Станислав Венюжинский знал, что ему нужно было обратиться в полицейскую контору со своим наветом на Митьку Жемчугова. Поэтому он оставил Митьку спящим на почтовом дворе, где они остановились и где им уже готовили новых лошадей, чтобы ехать дальше, и отправился в полицейскую контору. Он действовал словно безумный, как бы помешанный на своей ненависти к Жемчугову, которого он продолжал винить во всех своих бедах.
Найти полицейскую контору было нетрудно. Дорогу к ней показал Венюжинскому первый же встречный.
Она помещалась в старом казенном здании, под тяжелыми сводами. Маленькие оконца сквозь железные решетки давали мало света, и, очутившись в полумраке под сводами конторы, Станислав одну минуту думал, уж не уйти ли ему. Но тут же он рассчитал, что все равно дело кончено и возврата ему нет, потому что бланк уже испорчен и Митька будет так долго спать вследствие данного ему сонного порошка, что успеет подъехать граф Линар, и тогда все может открыться. Значит, надо отделаться от Митьки как можно скорей.
В конторе Венюжинскому сказали, что надо ждать.
Это был обыкновенный прием тогдашних присутственных мест, что говорили «надо ждать», причем проситель мог понимать эти слова в том смысле, что от него требовалось ожидание или что эти слова значили: «Надо ж дать!» Люди опытные, понимавшие официальный язык, раскошеливались и «давали», то есть «смазывали» дело, как тогда выражались. Если врученная ими лепта была недостаточна, то им говорили: «Надо доложить!»
Станиславу тоже сказали, что «надо ждать», когда он заявил, что имеет неотложное важное дело к полицмейстеру.

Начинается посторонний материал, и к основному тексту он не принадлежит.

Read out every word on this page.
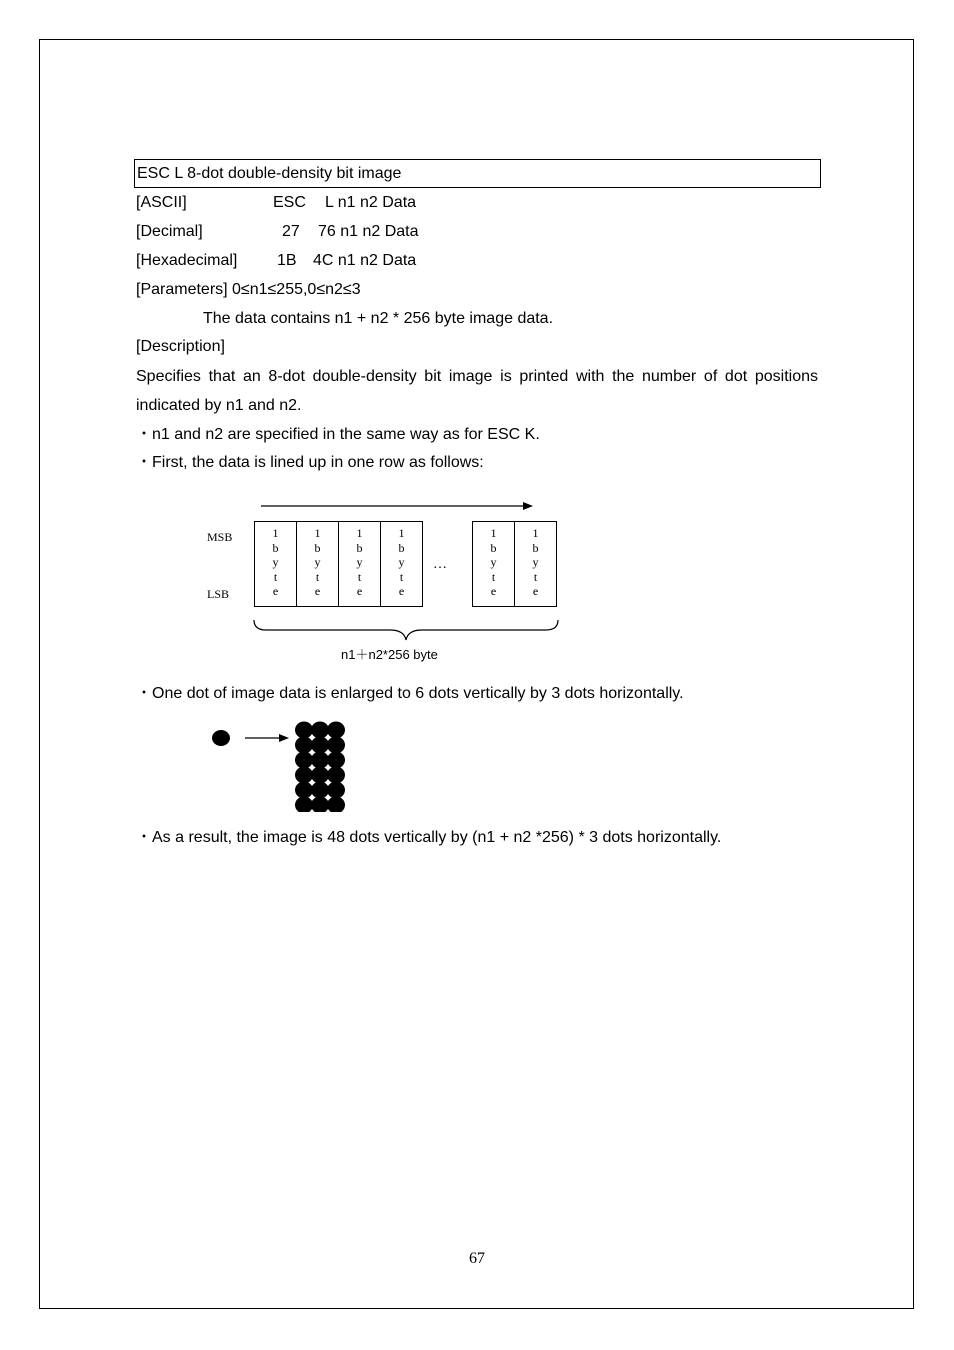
ESC L 8-dot double-density bit image
[ASCII]	ESC L n1 n2 Data
[Decimal]	27 76 n1 n2 Data
[Hexadecimal] 1B 4C n1 n2 Data
[Parameters] 0≤n1≤255,0≤n2≤3
The data contains n1 + n2 * 256 byte image data.
[Description]
Specifies that an 8-dot double-density bit image is printed with the number of dot positions indicated by n1 and n2.
・n1 and n2 are specified in the same way as for ESC K.
・First, the data is lined up in one row as follows:
MSB
LSB
1
b
y
t
e
1
b
y
t
e
1
b
y
t
e
1
b
y
t
e
…
1
b
y
t
e
1
b
y
t
e
n1＋n2*256 byte
・One dot of image data is enlarged to 6 dots vertically by 3 dots horizontally.
・As a result, the image is 48 dots vertically by (n1 + n2 *256) * 3 dots horizontally.
67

Не находя нужным смазывать дело, по которому он явился, да и денег у него не было, он решил подождать и присел на замызганную скамейку, специально предназначенную для томления несговорчивых просителей.
Венюжинский был взволнован и в своем нетерпеливом волнении не мог долго сидеть на одном месте. Он начал ерзать, беспокоиться, кашлять, но на него никто больше не обращал внимания. Вокруг него ходили, разговаривали, скрипели перьями, передавали бумаги, как будто его тут и вовсе не было.
— Проше вас… Я имею безотлагательное дело, — попробовал обратиться Станислав к проходившему мимо него приказному.
Но тот даже не поглядел на него и прошел мимо.